Externally, but on topic, colleagues at Within3 shared , “Getting AI to successfully complete 90 percent of the work required for many common medical affairs tasks like reporting on and insights identification from advisory board committee meetings or congresses and social listening programs, while leaving 10 percent of the last mile to the expertise, critical thinking, nuance and intimacy of knowned based on real world experience to the professional, would represent a promise met by AI for med affairs.”

Where, then, are the current limits for technologies including generative AI in life science innovation?

Could a medical affairs team effectively use a combination of ‘typical’ plus generative AI right now to get 90% of the reporting and insights generation done from a high dollar advisory board meeting? Almost certainly. Could AI currently make clinical trial design more efficient thereby increasing the speed of enrollment and rate of retention? This is likely. Could a pharma manufacturer or CDMO use more advanced robotic technology for inventory management, materials handling or storage? Yes. 

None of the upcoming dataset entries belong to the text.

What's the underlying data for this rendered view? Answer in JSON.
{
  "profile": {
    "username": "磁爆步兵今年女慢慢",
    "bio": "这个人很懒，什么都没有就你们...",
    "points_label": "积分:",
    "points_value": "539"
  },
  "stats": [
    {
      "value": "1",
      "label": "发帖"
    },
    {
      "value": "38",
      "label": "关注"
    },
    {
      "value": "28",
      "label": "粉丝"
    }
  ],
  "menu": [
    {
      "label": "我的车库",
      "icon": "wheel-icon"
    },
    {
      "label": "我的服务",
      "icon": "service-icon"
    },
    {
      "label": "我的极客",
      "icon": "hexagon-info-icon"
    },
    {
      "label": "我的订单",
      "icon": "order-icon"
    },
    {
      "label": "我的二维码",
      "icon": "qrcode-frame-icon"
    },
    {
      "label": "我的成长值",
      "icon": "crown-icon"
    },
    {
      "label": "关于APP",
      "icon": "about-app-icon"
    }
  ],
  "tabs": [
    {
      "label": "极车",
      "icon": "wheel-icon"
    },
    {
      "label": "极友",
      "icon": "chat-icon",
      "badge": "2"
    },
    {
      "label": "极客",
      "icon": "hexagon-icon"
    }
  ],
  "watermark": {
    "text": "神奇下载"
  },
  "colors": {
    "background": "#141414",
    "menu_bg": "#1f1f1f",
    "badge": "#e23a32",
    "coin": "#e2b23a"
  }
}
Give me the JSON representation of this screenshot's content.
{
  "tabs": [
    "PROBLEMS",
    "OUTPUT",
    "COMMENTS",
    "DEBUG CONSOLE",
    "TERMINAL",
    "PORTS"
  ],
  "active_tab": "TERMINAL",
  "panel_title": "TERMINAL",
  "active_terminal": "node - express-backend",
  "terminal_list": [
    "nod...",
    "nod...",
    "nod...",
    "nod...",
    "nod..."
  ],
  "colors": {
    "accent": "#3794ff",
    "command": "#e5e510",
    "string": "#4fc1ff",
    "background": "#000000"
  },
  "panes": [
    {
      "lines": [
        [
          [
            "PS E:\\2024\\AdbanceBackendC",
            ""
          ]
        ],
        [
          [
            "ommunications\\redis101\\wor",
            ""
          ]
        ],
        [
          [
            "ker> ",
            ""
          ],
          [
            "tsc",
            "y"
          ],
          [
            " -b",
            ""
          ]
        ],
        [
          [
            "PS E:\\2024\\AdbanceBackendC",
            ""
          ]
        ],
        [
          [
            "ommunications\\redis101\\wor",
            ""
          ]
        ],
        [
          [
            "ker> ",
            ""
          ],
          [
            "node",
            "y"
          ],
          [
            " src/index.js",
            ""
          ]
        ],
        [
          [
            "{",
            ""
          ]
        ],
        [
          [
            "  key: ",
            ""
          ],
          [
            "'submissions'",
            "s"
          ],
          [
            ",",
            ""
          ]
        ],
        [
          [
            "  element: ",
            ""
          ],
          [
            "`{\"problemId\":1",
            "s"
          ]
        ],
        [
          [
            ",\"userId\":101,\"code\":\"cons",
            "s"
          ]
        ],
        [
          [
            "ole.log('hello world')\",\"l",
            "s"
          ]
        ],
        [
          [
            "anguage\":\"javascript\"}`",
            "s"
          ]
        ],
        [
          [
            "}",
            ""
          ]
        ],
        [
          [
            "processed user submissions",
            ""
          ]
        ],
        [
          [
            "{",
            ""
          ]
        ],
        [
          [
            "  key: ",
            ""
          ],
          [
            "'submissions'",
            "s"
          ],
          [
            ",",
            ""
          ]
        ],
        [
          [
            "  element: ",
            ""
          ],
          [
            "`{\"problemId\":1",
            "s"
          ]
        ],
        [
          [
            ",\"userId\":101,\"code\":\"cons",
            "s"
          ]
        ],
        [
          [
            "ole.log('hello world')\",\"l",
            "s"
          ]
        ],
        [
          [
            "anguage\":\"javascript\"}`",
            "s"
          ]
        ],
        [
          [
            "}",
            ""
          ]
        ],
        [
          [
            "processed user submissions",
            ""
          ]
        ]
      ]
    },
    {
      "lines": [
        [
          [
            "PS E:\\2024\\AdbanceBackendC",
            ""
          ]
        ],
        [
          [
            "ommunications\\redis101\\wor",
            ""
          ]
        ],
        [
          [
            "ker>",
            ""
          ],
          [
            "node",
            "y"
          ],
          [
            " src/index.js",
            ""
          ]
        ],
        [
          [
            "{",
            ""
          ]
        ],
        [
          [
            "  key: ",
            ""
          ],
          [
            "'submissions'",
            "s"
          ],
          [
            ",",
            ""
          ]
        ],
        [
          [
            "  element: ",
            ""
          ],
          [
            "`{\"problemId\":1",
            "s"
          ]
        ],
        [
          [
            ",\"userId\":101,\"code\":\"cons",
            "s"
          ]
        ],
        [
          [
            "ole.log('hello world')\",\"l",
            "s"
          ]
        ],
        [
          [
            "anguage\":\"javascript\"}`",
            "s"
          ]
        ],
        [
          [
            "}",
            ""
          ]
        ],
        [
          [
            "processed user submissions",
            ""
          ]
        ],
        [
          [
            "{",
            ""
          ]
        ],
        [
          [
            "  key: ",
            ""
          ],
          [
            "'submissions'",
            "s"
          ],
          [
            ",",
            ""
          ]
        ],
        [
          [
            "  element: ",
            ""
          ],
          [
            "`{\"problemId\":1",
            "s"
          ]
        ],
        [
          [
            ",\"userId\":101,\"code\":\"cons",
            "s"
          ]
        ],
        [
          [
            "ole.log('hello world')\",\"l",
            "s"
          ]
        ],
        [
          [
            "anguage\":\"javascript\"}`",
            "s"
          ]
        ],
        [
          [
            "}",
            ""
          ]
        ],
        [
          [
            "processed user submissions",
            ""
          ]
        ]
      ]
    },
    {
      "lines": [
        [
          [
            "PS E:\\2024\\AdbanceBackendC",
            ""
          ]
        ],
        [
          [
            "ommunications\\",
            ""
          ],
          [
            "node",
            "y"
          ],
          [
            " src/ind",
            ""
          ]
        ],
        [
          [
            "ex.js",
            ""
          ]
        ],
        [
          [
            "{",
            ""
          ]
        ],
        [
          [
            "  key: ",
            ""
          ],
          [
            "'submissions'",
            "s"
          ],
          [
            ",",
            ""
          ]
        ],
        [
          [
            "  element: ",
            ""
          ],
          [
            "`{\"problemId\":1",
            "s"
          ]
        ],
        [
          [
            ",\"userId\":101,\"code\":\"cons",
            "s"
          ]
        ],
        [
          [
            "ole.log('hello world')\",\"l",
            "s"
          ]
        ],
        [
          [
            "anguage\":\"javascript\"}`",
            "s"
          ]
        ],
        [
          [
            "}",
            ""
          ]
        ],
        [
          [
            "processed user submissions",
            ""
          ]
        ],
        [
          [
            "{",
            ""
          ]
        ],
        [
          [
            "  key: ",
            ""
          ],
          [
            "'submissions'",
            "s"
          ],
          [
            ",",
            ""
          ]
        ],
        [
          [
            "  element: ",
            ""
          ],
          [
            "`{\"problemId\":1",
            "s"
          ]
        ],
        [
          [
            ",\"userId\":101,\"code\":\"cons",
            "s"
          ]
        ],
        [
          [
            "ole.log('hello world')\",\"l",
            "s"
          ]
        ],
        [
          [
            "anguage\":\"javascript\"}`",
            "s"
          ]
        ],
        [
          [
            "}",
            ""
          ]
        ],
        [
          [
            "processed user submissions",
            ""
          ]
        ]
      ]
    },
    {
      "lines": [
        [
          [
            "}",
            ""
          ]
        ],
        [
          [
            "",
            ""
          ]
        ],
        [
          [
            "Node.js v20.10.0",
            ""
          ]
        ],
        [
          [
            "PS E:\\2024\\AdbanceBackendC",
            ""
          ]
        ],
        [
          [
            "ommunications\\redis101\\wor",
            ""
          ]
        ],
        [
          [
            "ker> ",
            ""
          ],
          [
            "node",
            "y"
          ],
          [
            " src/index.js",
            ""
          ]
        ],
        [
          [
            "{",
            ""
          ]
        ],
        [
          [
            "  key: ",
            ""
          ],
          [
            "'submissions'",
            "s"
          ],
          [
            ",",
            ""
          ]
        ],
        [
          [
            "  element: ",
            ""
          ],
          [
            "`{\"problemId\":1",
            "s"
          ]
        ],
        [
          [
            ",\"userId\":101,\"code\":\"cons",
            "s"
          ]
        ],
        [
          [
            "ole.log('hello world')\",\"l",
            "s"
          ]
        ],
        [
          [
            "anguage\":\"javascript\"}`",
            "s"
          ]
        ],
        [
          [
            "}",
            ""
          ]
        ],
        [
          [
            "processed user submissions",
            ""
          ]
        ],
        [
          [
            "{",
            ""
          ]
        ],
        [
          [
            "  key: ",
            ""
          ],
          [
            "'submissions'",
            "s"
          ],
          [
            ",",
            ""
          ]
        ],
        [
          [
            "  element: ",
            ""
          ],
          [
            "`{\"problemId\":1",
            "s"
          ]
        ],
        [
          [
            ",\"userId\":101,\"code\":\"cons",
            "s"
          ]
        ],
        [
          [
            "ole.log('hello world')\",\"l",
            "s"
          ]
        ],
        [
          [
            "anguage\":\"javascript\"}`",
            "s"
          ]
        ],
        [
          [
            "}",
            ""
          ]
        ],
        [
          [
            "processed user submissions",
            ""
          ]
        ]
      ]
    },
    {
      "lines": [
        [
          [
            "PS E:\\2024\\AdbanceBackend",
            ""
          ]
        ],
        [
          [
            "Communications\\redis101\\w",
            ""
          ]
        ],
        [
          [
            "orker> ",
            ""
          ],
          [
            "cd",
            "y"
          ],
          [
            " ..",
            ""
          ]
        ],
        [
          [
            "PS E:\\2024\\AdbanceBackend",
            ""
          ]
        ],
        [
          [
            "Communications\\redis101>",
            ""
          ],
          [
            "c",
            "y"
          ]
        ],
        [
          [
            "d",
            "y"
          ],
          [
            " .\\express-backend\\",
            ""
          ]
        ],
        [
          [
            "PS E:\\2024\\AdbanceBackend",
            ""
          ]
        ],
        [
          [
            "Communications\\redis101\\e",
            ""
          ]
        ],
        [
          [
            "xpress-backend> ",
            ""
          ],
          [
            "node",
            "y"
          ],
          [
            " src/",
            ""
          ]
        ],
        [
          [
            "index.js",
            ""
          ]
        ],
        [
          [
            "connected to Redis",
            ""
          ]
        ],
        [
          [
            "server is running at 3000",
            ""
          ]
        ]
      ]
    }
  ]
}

Will AI be capable of helping us discover new proteins without formulations? Perhaps. Will AI be capable of helping diagnose rare diseases? Perhaps. 

In clinical practice, one of the most intriguing examples of AI being brought to bear in patient care comes from Washington Post Contributing Columnist Leana Wen who recently wrote about Kaiser Permanente’s AI tool for clinical deterioration detection.

“Predictive algorithms have been built to account for a patient’s preexisting medical conditions, vital signs, laboratory tests, bedside nurse reports and other factors. And the tool receives hourly input from electronic medical records. If all this data reveals a significant risk of decline, an alert is issued.

“The key difference in Kaiser’s use of AI is what happens next. First, the alert is reviewed by an off-site team of nurses who examine what triggered it. Then, if the patient needs to be evaluated in person, they have the patient assessed by the hospital’s rapid-response team, which then works with the patient’s physician to determine next steps.

“From 2016 to 2019, this AI-powered alert system was rolled out to all 21 of Kaiser Permanente’s Northern California hospitals. Researchers then examined the outcomes of patients it flagged vs. those who would have triggered an alert if the system had been active at the time of their hospitalization. Their results, published in the New England Journal of Medicine , show there was a 16 percent lower mortality rate among patients who benefited from the AI tool. That’s equivalent to 520 deaths prevented per year.”

The FDA will always lead with risk when it comes to new technologies, therapeutics and diagnostics, Joseph (Robby) Robertson, Product and Technology Lead, US Neurology, UCB said at the Summit. Its view of software, which is ultimately connected to just about every technology, is still quite rigid. It will certainly not tolerate data for clinical decision making that may be prone to hallucination or bias.

Patricia advised finding safe spaces to test AI’s limits for life science and life science innovation can be highly productive as long as the guardrails are known and closely adhered to.

If you asked someone “What is Amazon?” 20 years ago, they would have told you it’s an online bookstore, Robby said. When it comes to technology including AI, life science is at that same intersection, or really just the starting block, where Amazon resided two decades ago. The best is yet to come.